As the Chinese government has worked to raise its profile in the Middle East, it has sometimes struggled to promote Chinese culture in the region. Despite its emphasis on cultural engagement since then-President Hu Jintao called for China to increase its global soft power in 2007, Beijing has found it difficult even to eclipse its Asian rivals. A young Arab man or woman might buy Chinese-made goods or even study abroad at a Chinese university, but he or she would be more likely to watch a Japanese film or listen to a Korean pop song than to consume China’s cultural output.
So it was surprising to see that businesses, municipalities and ordinary people across the Middle East celebrated the Chinese New Year holiday late last month on an unprecedented scale. In Cairo, revelers filled al-Azhar Park, the city’s largest public green space, which was adorned with giant inflatable roosters to commemorate the new year of the Chinese zodiac. Guests watched acrobatic and martial arts performances, learned Chinese calligraphy and paper-cutting, flew kites, painted Chinese opera masks, sampled different varieties of Chinese tea, and ate snacks from local Chinese restaurants. Gazing out from the main stage toward a row of Egyptian dignitaries sporting matching red silk scarves, the Chinese ambassador, Song Aiguo, told the crowd he felt like he was back in China.
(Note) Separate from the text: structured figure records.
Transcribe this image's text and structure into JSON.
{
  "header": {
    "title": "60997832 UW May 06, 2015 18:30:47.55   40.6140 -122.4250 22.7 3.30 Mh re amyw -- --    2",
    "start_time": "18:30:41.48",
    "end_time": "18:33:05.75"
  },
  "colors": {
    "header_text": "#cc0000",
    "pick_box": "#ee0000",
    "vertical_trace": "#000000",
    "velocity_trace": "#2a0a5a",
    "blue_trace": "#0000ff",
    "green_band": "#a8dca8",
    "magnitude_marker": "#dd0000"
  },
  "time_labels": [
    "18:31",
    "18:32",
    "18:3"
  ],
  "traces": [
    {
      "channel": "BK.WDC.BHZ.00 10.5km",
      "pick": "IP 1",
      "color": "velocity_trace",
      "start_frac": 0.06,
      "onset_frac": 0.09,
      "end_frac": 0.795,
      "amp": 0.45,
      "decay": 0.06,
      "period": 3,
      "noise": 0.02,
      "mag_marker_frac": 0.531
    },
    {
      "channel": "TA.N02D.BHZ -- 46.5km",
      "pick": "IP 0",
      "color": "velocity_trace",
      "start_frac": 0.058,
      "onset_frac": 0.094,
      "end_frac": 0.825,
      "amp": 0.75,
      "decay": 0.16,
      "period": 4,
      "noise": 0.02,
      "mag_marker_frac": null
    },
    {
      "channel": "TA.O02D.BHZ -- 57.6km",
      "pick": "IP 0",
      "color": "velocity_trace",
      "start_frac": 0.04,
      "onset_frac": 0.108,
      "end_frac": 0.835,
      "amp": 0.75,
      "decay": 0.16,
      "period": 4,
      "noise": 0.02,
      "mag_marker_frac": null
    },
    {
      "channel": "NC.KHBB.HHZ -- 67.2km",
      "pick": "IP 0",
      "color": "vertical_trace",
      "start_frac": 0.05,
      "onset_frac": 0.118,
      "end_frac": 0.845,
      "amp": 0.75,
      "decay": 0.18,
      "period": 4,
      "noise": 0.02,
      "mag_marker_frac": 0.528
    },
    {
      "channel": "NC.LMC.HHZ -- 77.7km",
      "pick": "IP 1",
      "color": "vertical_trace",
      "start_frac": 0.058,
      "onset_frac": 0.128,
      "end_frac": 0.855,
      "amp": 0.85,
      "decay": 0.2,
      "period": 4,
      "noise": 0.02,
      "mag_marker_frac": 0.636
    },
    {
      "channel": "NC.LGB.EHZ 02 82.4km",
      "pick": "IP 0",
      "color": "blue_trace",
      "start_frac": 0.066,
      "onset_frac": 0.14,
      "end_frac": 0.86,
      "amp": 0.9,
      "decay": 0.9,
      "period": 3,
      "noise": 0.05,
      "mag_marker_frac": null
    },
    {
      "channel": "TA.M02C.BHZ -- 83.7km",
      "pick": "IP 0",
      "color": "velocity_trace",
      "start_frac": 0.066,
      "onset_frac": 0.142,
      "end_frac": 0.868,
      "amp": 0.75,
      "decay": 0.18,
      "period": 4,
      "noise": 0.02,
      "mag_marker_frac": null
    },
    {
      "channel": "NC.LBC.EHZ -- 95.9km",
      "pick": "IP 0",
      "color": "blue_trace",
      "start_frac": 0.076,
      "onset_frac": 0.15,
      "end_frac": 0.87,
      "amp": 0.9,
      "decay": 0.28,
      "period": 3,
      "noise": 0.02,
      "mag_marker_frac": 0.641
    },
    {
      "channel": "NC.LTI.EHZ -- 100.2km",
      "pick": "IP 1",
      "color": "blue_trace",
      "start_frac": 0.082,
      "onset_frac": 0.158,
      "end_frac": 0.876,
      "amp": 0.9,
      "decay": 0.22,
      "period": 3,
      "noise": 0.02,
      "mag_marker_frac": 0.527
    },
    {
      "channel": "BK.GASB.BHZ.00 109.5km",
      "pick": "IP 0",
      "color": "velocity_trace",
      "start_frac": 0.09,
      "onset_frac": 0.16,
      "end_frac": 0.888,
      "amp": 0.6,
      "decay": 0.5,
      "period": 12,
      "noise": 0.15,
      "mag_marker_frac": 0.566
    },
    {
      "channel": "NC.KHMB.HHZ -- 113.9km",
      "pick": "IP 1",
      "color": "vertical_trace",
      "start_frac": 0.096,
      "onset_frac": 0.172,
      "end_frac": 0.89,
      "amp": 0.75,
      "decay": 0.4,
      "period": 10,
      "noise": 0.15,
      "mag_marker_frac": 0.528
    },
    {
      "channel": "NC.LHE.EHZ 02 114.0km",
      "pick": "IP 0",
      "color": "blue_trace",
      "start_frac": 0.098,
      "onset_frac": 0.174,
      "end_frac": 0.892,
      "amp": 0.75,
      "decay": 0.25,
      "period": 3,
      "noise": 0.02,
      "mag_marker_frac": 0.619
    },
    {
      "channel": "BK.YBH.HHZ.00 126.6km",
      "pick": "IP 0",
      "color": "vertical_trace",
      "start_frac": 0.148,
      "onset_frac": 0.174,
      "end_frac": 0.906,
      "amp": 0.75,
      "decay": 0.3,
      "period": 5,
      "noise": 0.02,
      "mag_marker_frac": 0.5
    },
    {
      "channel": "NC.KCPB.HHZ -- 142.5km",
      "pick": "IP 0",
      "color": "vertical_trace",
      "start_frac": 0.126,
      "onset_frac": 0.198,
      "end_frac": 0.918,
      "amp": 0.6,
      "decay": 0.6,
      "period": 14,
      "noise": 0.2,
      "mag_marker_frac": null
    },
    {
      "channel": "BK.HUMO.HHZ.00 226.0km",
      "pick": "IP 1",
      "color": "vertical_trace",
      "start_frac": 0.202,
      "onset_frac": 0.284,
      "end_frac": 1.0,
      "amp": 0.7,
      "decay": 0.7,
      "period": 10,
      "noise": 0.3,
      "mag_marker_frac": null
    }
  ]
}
Emiratis hoping to ring in the Year of the Rooster had several options. Abu Dhabi’s Ferrari World theme park staged a weeklong extravaganza featuring performances by a troupe of Chinese acrobats and a bamboo garden decorated with life-size models of pandas. Nearby, the Yas Mall decorated its main square in red lanterns and organized calligraphy lessons for its shoppers. In Dubai, guests at the Motiongate theme park were greeted by a Chinese Buddha, while visitors to Legoland were encouraged to join a project to construct 4,715 roosters out of Legos. Not to be outdone, the Dubai International Airport staged a traditional dragon dance in the middle of Concourse D.